Re: [PATCH] Bluetooth: hidp: might sleep error in hidp_session_thread

From: Brian Norris
Date: Mon Jan 23 2017 - 21:31:10 EST


Hi Jeffy,

On Fri, Jan 20, 2017 at 09:52:08PM +0800, Jeffy Chen wrote:
> [ 39.044329] do not call blocking ops when !TASK_RUNNING; state=1 set
> at [<ffffffbffc290358>] hidp_session_thread+0x110/0x568 [hidp]
> ...
> [ 40.159664] Call trace:
> [ 40.162122] [<ffffffc00024ae08>] __might_sleep+0x64/0x90
> [ 40.167443] [<ffffffc00080568c>] lock_sock_nested+0x30/0x78
> [ 40.173047] [<ffffffbffc1b3ca0>] l2cap_sock_sendmsg+0x90/0xf0
> [bluetooth]
> [ 40.179842] [<ffffffc0008012c4>] sock_sendmsg+0x4c/0x68
> [ 40.185072] [<ffffffc000801414>] kernel_sendmsg+0x54/0x68
> [ 40.190477] [<ffffffbffc28f4d0>] hidp_send_frame+0x78/0xa0 [hidp]
> [ 40.196574] [<ffffffbffc28f53c>] hidp_process_transmit+0x44/0x98
> [hidp]
> [ 40.203191] [<ffffffbffc2905ac>] hidp_session_thread+0x364/0x568
> [hidp]

Am I crazy, or are several other protocols broken like this too? I see a
similar structure in net/bluetooth/bnep/core.c and
net/bluetooth/cmtp/core.c, at least, each of which also call
kernel_sendmsg(), which might be an l2cap socket (...I think?

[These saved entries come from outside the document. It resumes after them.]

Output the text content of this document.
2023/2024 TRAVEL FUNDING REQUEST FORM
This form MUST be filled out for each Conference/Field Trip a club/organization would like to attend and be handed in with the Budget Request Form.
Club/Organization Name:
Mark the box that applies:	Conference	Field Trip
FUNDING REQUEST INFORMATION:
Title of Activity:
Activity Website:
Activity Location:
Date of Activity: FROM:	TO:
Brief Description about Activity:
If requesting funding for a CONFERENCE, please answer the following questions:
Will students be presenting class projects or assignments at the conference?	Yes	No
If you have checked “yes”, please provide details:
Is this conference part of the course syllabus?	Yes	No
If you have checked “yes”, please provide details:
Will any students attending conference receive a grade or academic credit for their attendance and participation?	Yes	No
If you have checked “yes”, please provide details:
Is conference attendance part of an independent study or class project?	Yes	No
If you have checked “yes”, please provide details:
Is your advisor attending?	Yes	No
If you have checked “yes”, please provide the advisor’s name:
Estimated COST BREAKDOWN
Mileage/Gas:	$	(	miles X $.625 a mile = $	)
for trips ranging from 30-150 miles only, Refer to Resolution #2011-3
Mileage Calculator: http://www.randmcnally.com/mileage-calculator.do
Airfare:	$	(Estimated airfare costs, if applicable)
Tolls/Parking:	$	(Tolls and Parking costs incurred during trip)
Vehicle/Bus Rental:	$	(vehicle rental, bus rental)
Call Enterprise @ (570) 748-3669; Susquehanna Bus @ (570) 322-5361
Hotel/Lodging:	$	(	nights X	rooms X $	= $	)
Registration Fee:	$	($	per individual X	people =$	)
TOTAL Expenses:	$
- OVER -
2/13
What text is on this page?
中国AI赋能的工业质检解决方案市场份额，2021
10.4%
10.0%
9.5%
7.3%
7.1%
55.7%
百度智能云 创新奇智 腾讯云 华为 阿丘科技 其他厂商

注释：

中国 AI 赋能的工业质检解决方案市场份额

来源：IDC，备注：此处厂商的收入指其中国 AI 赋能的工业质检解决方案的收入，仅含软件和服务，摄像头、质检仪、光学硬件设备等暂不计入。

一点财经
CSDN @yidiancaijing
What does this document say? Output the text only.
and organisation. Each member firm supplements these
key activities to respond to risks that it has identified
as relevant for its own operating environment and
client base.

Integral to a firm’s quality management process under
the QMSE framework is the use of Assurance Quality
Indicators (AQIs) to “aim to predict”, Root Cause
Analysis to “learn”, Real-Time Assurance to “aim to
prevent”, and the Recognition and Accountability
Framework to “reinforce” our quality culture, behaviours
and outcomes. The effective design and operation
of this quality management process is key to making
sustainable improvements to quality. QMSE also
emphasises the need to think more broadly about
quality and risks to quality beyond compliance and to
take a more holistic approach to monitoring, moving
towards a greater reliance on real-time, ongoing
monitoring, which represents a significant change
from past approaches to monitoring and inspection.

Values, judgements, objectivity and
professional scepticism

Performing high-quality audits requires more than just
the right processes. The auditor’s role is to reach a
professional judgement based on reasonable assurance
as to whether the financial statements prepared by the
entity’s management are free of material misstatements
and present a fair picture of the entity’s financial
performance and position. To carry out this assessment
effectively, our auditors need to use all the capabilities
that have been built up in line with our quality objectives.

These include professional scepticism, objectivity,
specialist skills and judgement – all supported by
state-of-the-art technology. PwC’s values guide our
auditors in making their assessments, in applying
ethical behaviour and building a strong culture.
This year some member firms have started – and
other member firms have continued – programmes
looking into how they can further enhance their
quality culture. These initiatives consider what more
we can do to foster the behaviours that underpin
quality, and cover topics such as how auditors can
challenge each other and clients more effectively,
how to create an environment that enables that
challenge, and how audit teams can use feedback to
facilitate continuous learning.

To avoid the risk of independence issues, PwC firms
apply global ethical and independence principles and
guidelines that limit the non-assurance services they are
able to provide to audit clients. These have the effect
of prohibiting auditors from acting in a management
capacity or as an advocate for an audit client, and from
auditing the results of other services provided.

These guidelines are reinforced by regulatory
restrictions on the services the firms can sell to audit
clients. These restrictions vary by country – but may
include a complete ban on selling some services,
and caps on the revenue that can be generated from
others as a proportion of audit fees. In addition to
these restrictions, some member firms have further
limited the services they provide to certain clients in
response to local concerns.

I'm not a
bluetooth expert really).

>
> Following (https://lwn.net/Articles/628628/).
>
> Signed-off-by: Jeffy Chen <jeffy.chen@xxxxxxxxxxxxxx>
> ---
>
> net/bluetooth/hidp/core.c | 15 +++++++++------
> 1 file changed, 9 insertions(+), 6 deletions(-)
>
> diff --git a/net/bluetooth/hidp/core.c b/net/bluetooth/hidp/core.c
> index 0bec458..bfd3fb8 100644
> --- a/net/bluetooth/hidp/core.c
> +++ b/net/bluetooth/hidp/core.c
> @@ -1180,7 +1180,9 @@ static void hidp_session_run(struct hidp_session *session)
> struct sock *ctrl_sk = session->ctrl_sock->sk;
> struct sock *intr_sk = session->intr_sock->sk;
> struct sk_buff *skb;
> + DEFINE_WAIT_FUNC(wait, woken_wake_function);
>
> + add_wait_queue(sk_sleep(intr_sk), &wait);
> for (;;) {
> /*
> * This thread can be woken up two ways:
> @@ -1188,12 +1190,10 @@ static void hidp_session_run(struct hidp_session *session)
> * session->terminate flag and wakes this thread up.
> * - Via modifying the socket state of ctrl/intr_sock. This
> * thread is woken up by ->sk_state_changed().
> - *
> - * Note: set_current_state() performs any necessary
> - * memory-barriers for us.
> */
> - set_current_state(TASK_INTERRUPTIBLE);
>
> + /* Ensure session->terminate is updated */
> + smp_mb__before_atomic();
> if (atomic_read(&session->terminate))
> break;
>
> @@ -1227,11 +1227,14 @@ static void hidp_session_run(struct hidp_session *session)
> hidp_process_transmit(session, &session->ctrl_transmit,
> session->ctrl_sock);
>
> - schedule();
> + wait_woken(&wait, TASK_INTERRUPTIBLE, MAX_SCHEDULE_TIMEOUT);

I think this looks mostly good, except what about the
hidp_session_terminate() condition? In that case, you're running
wake_up_process() -- which won't set WQ_FLAG_WOKEN for us. So what
happens if we see a hidp_session_terminate() call in between the check
for the ->terminate count, but before we call wait_woken()? IIUC, I
think we'll just ignore the call and keep waiting for the next wake
signal.

I think you might need to rework hidp_session_terminate() too, to
actually target the wait queue and not just the processes.

IIUC, of course. I could be wrong...

Brian

> }
> + remove_wait_queue(sk_sleep(intr_sk), &wait);
>
> atomic_inc(&session->terminate);
> - set_current_state(TASK_RUNNING);
> +
> + /* Ensure session->terminate is updated */
> + smp_mb__after_atomic();
> }
>
> /*
> --
> 2.1.4
>
>